Payroll deductions to your flexible spending account (FSAFEDS) will stop when you don’t receive a paycheck. You’re still enrolled in FSAFEDS, but you can’t be reimbursed for eligible health care claims until you return to pay-status.
deductions will be subsequently collected to match your annual election amount,” OPM guidance reads.”Eligible dependent care expenses incurred during the lapse in appropriations may be reimbursed up to whatever balance is in your dependent care account—as long as the expense incurred allows you (or your spouse, if married) to work, look for work, or attend school full-time.”
Employees impacted by the shutdown aren’t making contributions toward their retirement because they’re not getting paid.
The shutdown won’t have an impact on an employee’s retirement-creditable service or high-3 average pay unless the lapse lasts for more than six months, according to OPM.
Annuity payments for current retirees will continue. A significant share of the operations of the Office of Personnel Management, including the office that processes retirement benefits, is funded through sources other than appropriations. The annuities themselves are also paid from trust funds that do not depend on annual spending bills.
Military retirees of the U.S. Coast Guard, however, are in a different position. If the government shutdown continues through the month of January, the service will not have funds to disburse February retirement checks to retired Coast Guard members.
Unlike other federal agencies and branches of the armed services, the Coast Guard uses a pay-as-you-go appropriation to fund military retiree payments.
Typically, the Thrift Savings Plan requires agencies and military services to send documentation that an employee has entered “non-pay” status in order to suspend loan payments and prevent those loans from going into default.
During this shutdown, the TSP isn’t requiring a notice.
“The TSP does not need documentation of your furlough at this time,” according to a message on the plan’s website. “If your loan payments were up to date prior to the furlough, missing one or two payments will not cause your loan to be in default.”
Federal employees can’t make allotments during the shutdown because they’re not getting paid. OPM suggests employees impacted by the shutdown review allotments and decide whether they’ll need to make alternative arrangements to make loan or other payments.
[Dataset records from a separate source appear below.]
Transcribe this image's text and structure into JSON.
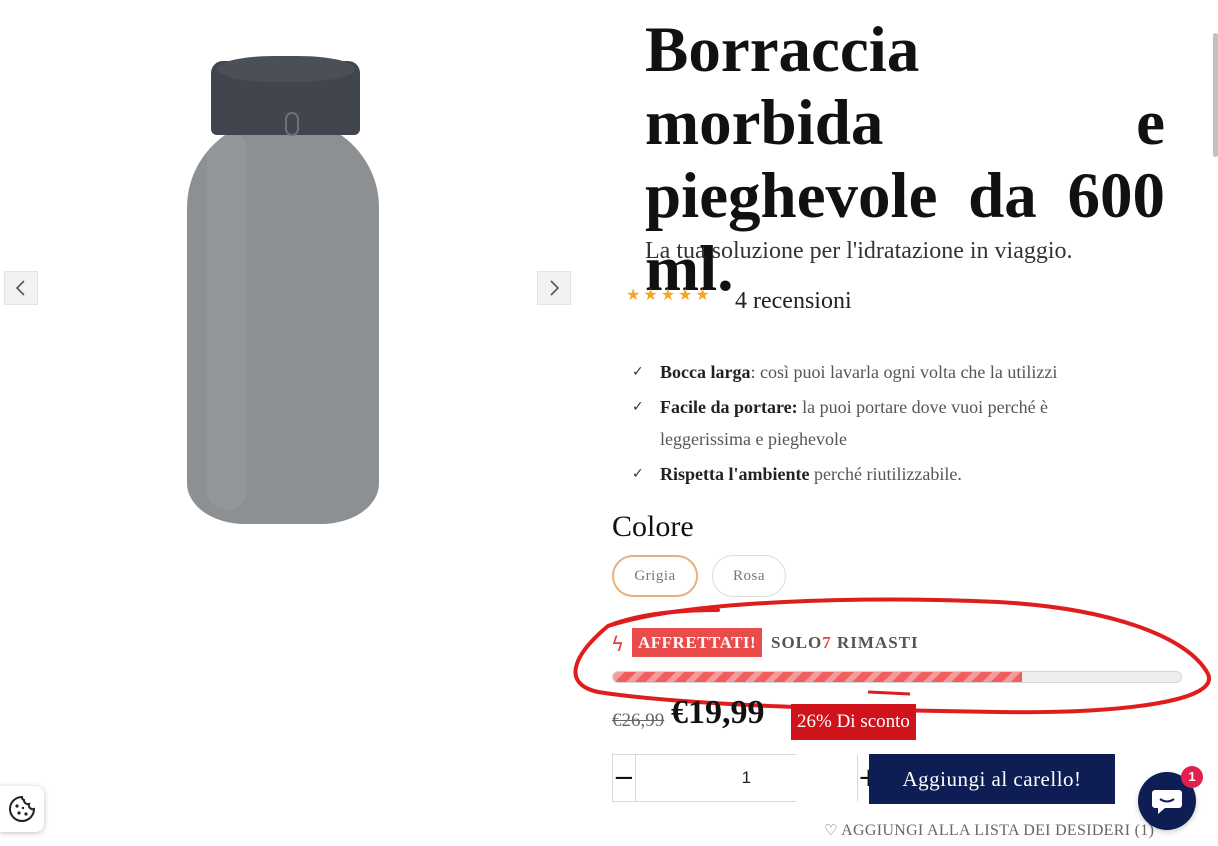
{
  "gallery": {
    "image_alt": "Borraccia grigia",
    "prev_icon": "chevron-left-icon",
    "next_icon": "chevron-right-icon"
  },
  "product": {
    "title": "Borraccia morbida e pieghevole da 600 ml.",
    "subtitle": "La tua soluzione per l'idratazione in viaggio.",
    "rating": {
      "stars": "★★★★★",
      "value": 5,
      "reviews_label": "4 recensioni"
    },
    "features": [
      {
        "bold": "Bocca larga",
        "text": ": così puoi lavarla ogni volta che la utilizzi"
      },
      {
        "bold": "Facile da portare:",
        "text": " la puoi portare dove vuoi perché è leggerissima e pieghevole"
      },
      {
        "bold": "Rispetta l'ambiente",
        "text": " perché riutilizzabile."
      }
    ]
  },
  "variant": {
    "label": "Colore",
    "options": [
      "Grigia",
      "Rosa"
    ],
    "selected": "Grigia",
    "selected_color": "#e8b07a"
  },
  "urgency": {
    "badge": "AFFRETTATI!",
    "stock_prefix": "SOLO",
    "stock_count": "7",
    "stock_suffix": "RIMASTI",
    "progress_fraction": 0.72,
    "accent_color": "#ea4b4b"
  },
  "price": {
    "old": "€26,99",
    "current": "€19,99",
    "discount": "26% Di sconto"
  },
  "cart": {
    "quantity": "1",
    "minus": "−",
    "plus": "+",
    "add_label": "Aggiungi al carello!",
    "button_color": "#0e1e55"
  },
  "wishlist": {
    "label": "AGGIUNGI ALLA LISTA DEI DESIDERI (1)"
  },
  "widgets": {
    "chat_badge": "1",
    "cookie_icon": "cookie-icon",
    "chat_icon": "chat-icon"
  }
}
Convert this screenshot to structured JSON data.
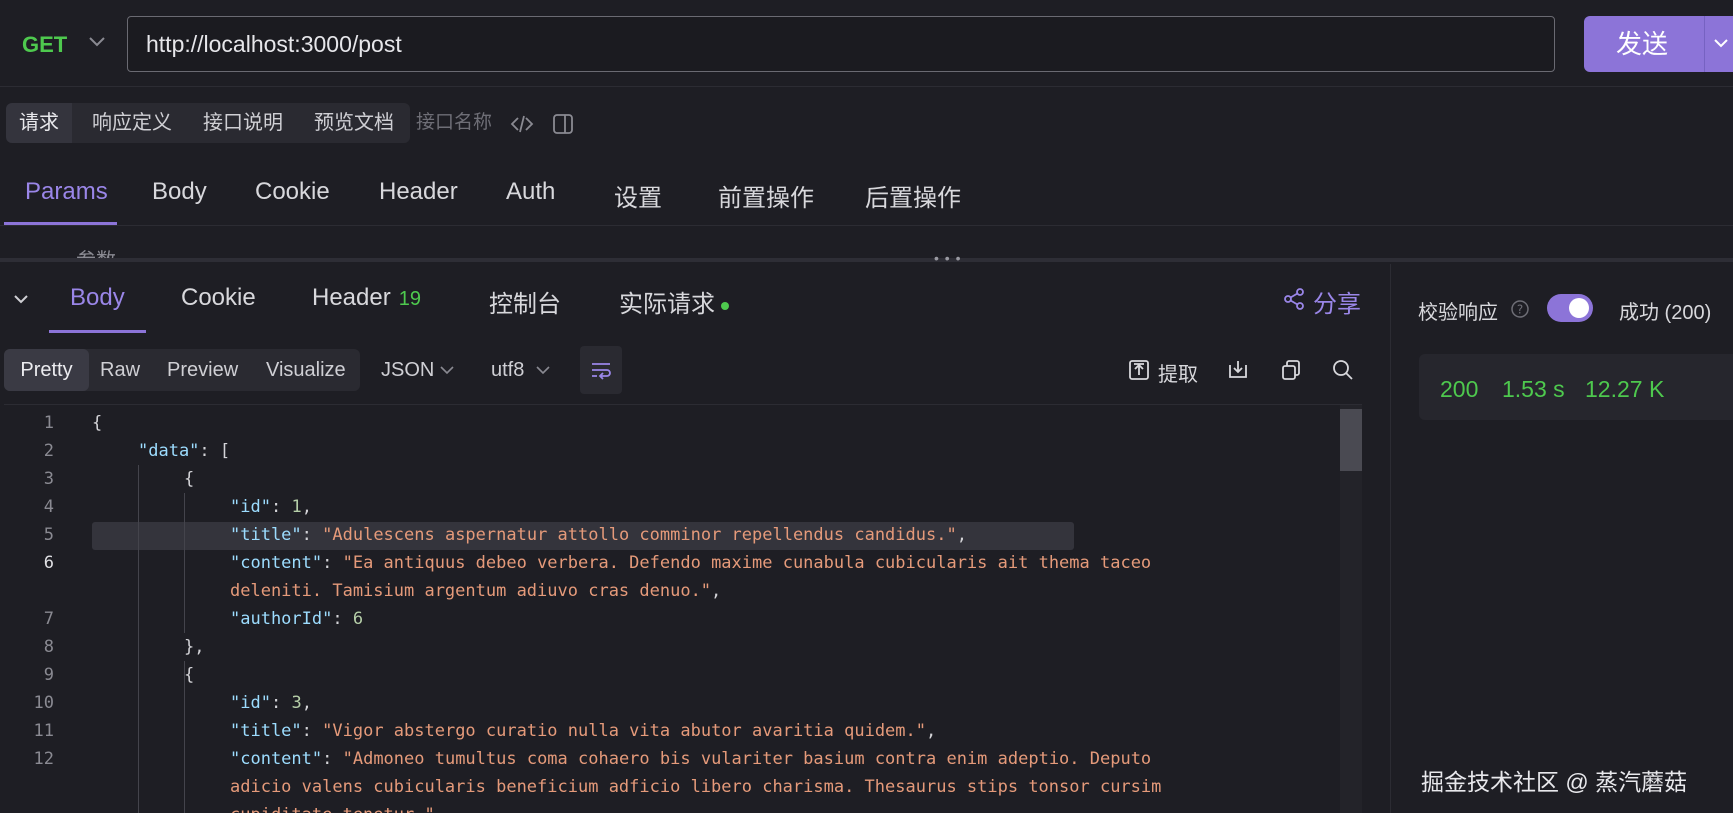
{
  "request": {
    "method": "GET",
    "url": "http://localhost:3000/post",
    "send_label": "发送"
  },
  "req_tabs": {
    "request": "请求",
    "response_def": "响应定义",
    "api_doc": "接口说明",
    "preview_doc": "预览文档",
    "api_name_placeholder": "接口名称"
  },
  "param_tabs": [
    "Params",
    "Body",
    "Cookie",
    "Header",
    "Auth",
    "设置",
    "前置操作",
    "后置操作"
  ],
  "param_partial": "参数",
  "response_tabs": {
    "body": "Body",
    "cookie": "Cookie",
    "header": "Header",
    "header_count": "19",
    "console": "控制台",
    "actual_request": "实际请求",
    "share": "分享"
  },
  "view_modes": [
    "Pretty",
    "Raw",
    "Preview",
    "Visualize"
  ],
  "format": "JSON",
  "encoding": "utf8",
  "toolbar": {
    "extract": "提取"
  },
  "editor": {
    "line_numbers": [
      "1",
      "2",
      "3",
      "4",
      "5",
      "6",
      "",
      "7",
      "8",
      "9",
      "10",
      "11",
      "12",
      "",
      ""
    ],
    "current_line": "6"
  },
  "code": {
    "l1": "{",
    "data_key": "\"data\"",
    "l2_rest": ": [",
    "l3": "{",
    "id_key": "\"id\"",
    "id1": "1",
    "title_key": "\"title\"",
    "title1": "\"Adulescens aspernatur attollo comminor repellendus candidus.\"",
    "content_key": "\"content\"",
    "content1_a": "\"Ea antiquus debeo verbera. Defendo maxime cunabula cubicularis ait thema taceo",
    "content1_b": "deleniti. Tamisium argentum adiuvo cras denuo.\"",
    "authorId_key": "\"authorId\"",
    "author1": "6",
    "l8": "},",
    "l9": "{",
    "id3": "3",
    "title3": "\"Vigor abstergo curatio nulla vita abutor avaritia quidem.\"",
    "content3_a": "\"Admoneo tumultus coma cohaero bis vulariter basium contra enim adeptio. Deputo",
    "content3_b": "adicio valens cubicularis beneficium adficio libero charisma. Thesaurus stips tonsor cursim",
    "content3_c": "cupiditate tenetur.\","
  },
  "validation": {
    "label": "校验响应",
    "enabled": true,
    "result": "成功 (200)"
  },
  "metrics": {
    "status": "200",
    "time": "1.53 s",
    "size": "12.27 K"
  },
  "watermark": "掘金技术社区 @ 蒸汽蘑菇",
  "colors": {
    "accent": "#8c74d8",
    "success": "#4ec94e",
    "json_key": "#9cdcfe",
    "json_string": "#e59a7a",
    "json_number": "#b5cea8"
  }
}
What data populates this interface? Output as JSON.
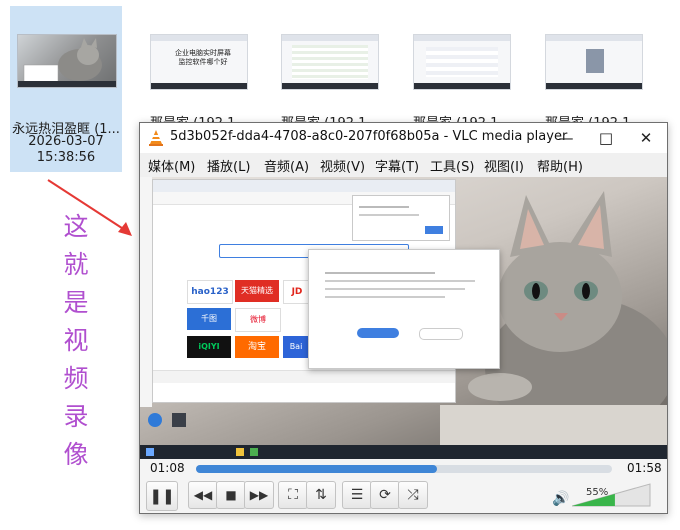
{
  "explorer": {
    "files": [
      {
        "name": "永远热泪盈眶 (1...",
        "date": "2026-03-07",
        "time": "15:38:56",
        "selected": true
      },
      {
        "name": "那是家 (192.1...",
        "selected": false
      },
      {
        "name": "那是家 (192.1...",
        "selected": false
      },
      {
        "name": "那是家 (192.1...",
        "selected": false
      },
      {
        "name": "那是家 (192.1...",
        "selected": false
      }
    ],
    "thumb2_text": "企业电脑实时屏幕监控软件哪个好"
  },
  "annotation": {
    "text": "这就是视频录像",
    "color": "#b04fcf"
  },
  "vlc": {
    "title": "5d3b052f-dda4-4708-a8c0-207f0f68b05a - VLC media player",
    "menu": [
      "媒体(M)",
      "播放(L)",
      "音频(A)",
      "视频(V)",
      "字幕(T)",
      "工具(S)",
      "视图(I)",
      "帮助(H)"
    ],
    "elapsed": "01:08",
    "duration": "01:58",
    "progress": 0.58,
    "volume_label": "55%",
    "volume": 0.55,
    "accent": "#3f86d6",
    "volume_color": "#39b54a",
    "screen_logos": [
      "hao123",
      "天猫精选",
      "JD",
      "千图",
      "微博",
      "淘宝",
      "iQIYI",
      "Bai"
    ]
  }
}
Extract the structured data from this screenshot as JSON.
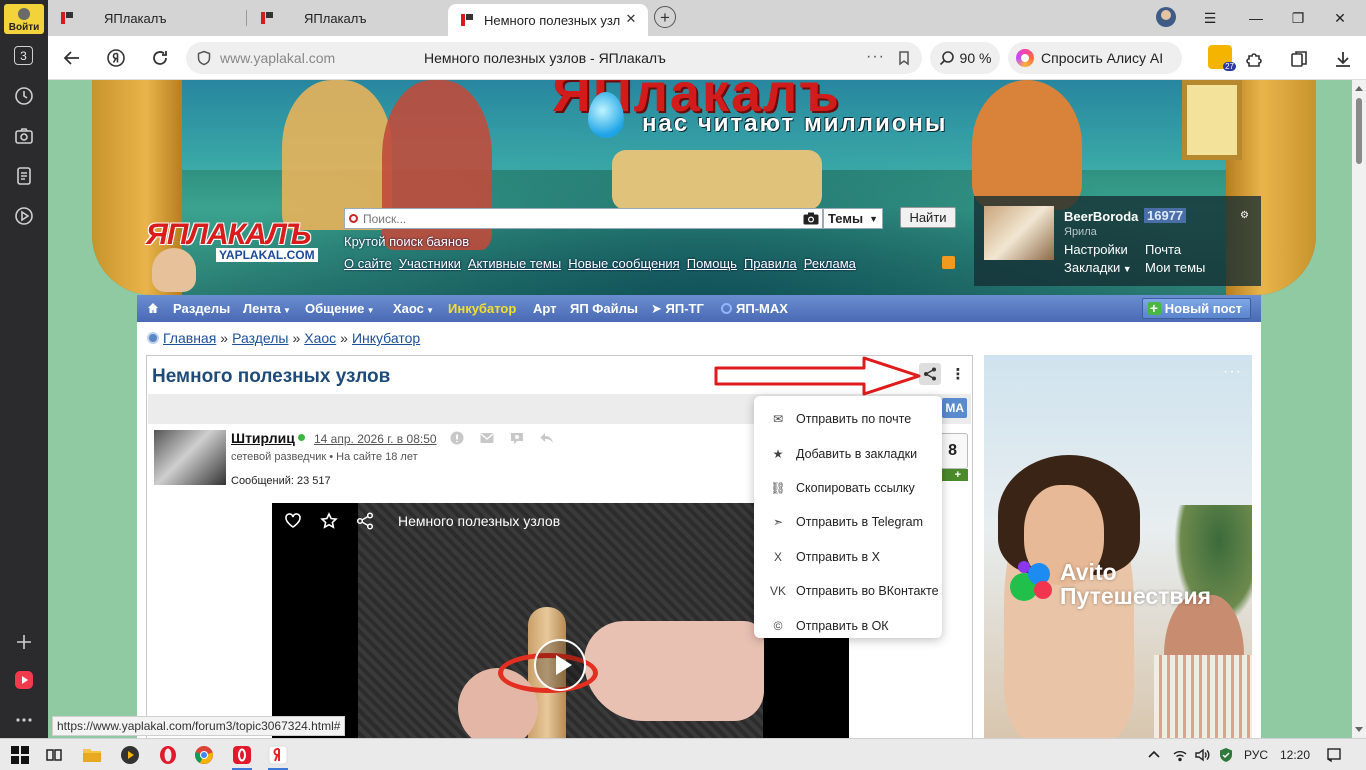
{
  "browser": {
    "sidebar": {
      "login_label": "Войти",
      "tabs_count": "3"
    },
    "tabs": [
      {
        "title": "ЯПлакалъ"
      },
      {
        "title": "ЯПлакалъ"
      },
      {
        "title": "Немного полезных узл"
      }
    ],
    "address": {
      "domain": "www.yaplakal.com",
      "page_title": "Немного полезных узлов - ЯПлакалъ",
      "dots": "···",
      "zoom": "90 %",
      "alice": "Спросить Алису AI",
      "ext_badge": "27"
    },
    "status_url": "https://www.yaplakal.com/forum3/topic3067324.html#"
  },
  "site": {
    "banner_logo": "ЯПлакалъ",
    "banner_slogan": "нас читают миллионы",
    "logo_main": "ЯПЛАКАЛЪ",
    "logo_sub": "YAPLAKAL.COM",
    "search": {
      "placeholder": "Поиск...",
      "scope": "Темы",
      "button": "Найти",
      "hint": "Крутой поиск баянов"
    },
    "top_links": [
      "О сайте",
      "Участники",
      "Активные темы",
      "Новые сообщения",
      "Помощь",
      "Правила",
      "Реклама"
    ],
    "user": {
      "name": "BeerBoroda",
      "karma": "16977",
      "rank": "Ярила",
      "links": {
        "settings": "Настройки",
        "mail": "Почта",
        "bookmarks": "Закладки",
        "my_topics": "Мои темы"
      }
    },
    "nav": {
      "items": [
        "Разделы",
        "Лента",
        "Общение",
        "Хаос",
        "Инкубатор",
        "Арт",
        "ЯП Файлы",
        "ЯП-ТГ",
        "ЯП-MAX"
      ],
      "new_post": "Новый пост"
    },
    "breadcrumb": [
      "Главная",
      "Разделы",
      "Хаос",
      "Инкубатор"
    ],
    "breadcrumb_sep": "»",
    "topic": {
      "title": "Немного полезных узлов",
      "tag": "МА",
      "post": {
        "author": "Штирлиц",
        "date": "14 апр. 2026 г. в 08:50",
        "rank": "сетевой разведчик",
        "on_site": "На сайте 18 лет",
        "messages": "Сообщений: 23 517",
        "rating": "8",
        "plus": "+"
      },
      "video": {
        "title": "Немного полезных узлов"
      }
    },
    "share_menu": [
      {
        "icon": "✉",
        "label": "Отправить по почте"
      },
      {
        "icon": "★",
        "label": "Добавить в закладки"
      },
      {
        "icon": "⛓",
        "label": "Скопировать ссылку"
      },
      {
        "icon": "➣",
        "label": "Отправить в Telegram"
      },
      {
        "icon": "X",
        "label": "Отправить в X"
      },
      {
        "icon": "VK",
        "label": "Отправить во ВКонтакте"
      },
      {
        "icon": "©",
        "label": "Отправить в ОК"
      }
    ],
    "ad": {
      "line1": "Avito",
      "line2": "Путешествия",
      "dots": "···"
    }
  },
  "taskbar": {
    "lang": "РУС",
    "time": "12:20"
  },
  "colors": {
    "page_bg": "#8fcaa3",
    "nav_bar": "#4a6ab4",
    "link": "#1c4f99",
    "topic_title": "#1f4b7a",
    "logo_red": "#d91d1d",
    "annotation_red": "#e01b1b"
  }
}
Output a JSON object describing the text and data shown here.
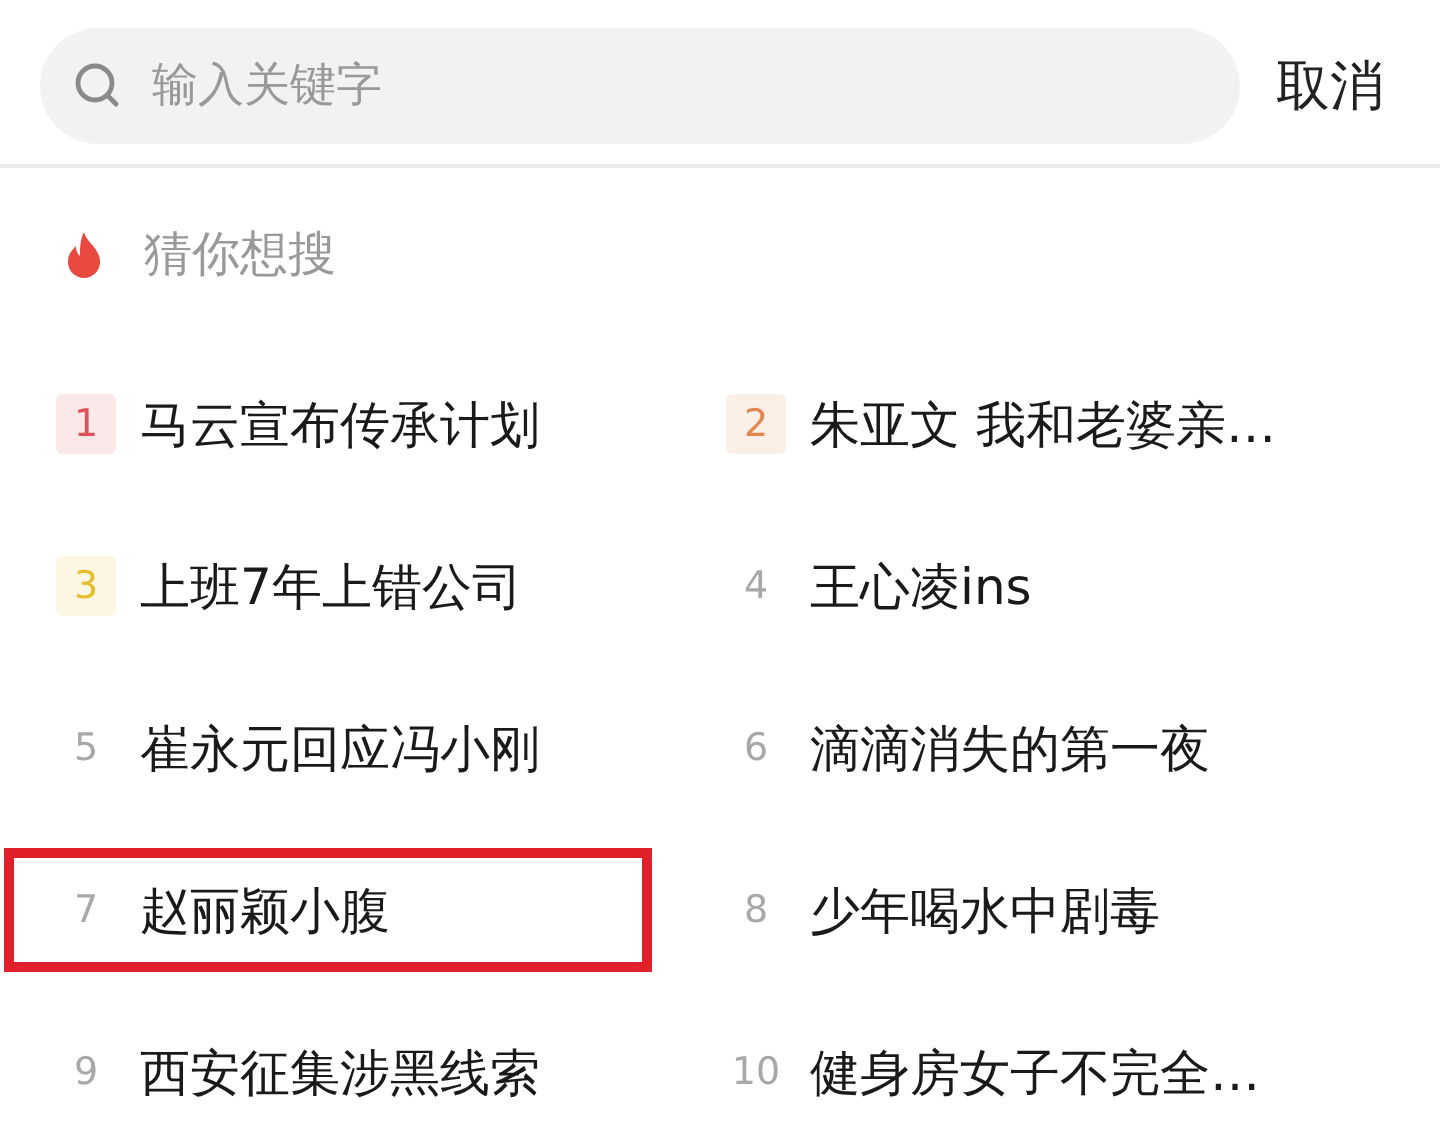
{
  "search": {
    "placeholder": "输入关键字"
  },
  "cancel_button": "取消",
  "section": {
    "title": "猜你想搜"
  },
  "suggestions": [
    {
      "rank": "1",
      "title": "马云宣布传承计划",
      "color": "#e0505a",
      "highlighted": false
    },
    {
      "rank": "2",
      "title": "朱亚文 我和老婆亲…",
      "color": "#e2874f",
      "highlighted": false
    },
    {
      "rank": "3",
      "title": "上班7年上错公司",
      "color": "#e5be2c",
      "highlighted": false
    },
    {
      "rank": "4",
      "title": "王心凌ins",
      "highlighted": false
    },
    {
      "rank": "5",
      "title": "崔永元回应冯小刚",
      "highlighted": false
    },
    {
      "rank": "6",
      "title": "滴滴消失的第一夜",
      "highlighted": false
    },
    {
      "rank": "7",
      "title": "赵丽颖小腹",
      "highlighted": true
    },
    {
      "rank": "8",
      "title": "少年喝水中剧毒",
      "highlighted": false
    },
    {
      "rank": "9",
      "title": "西安征集涉黑线索",
      "highlighted": false
    },
    {
      "rank": "10",
      "title": "健身房女子不完全…",
      "highlighted": false
    }
  ]
}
The government shutdown has impacted TRICARE health plans and dental program allotments made on or after Jan. 1, 2019, the Coast Guard said.
TRICARE can’t process these payments from retirees of the Coast Guard, U.S. Public Health Service and National Oceanic and Atmospheric Administration commissioned corps.
No one will disenrolled for non-payment, the Coast Guard said. TRICARE will continue to process claims and coverage will continue during the shutdown.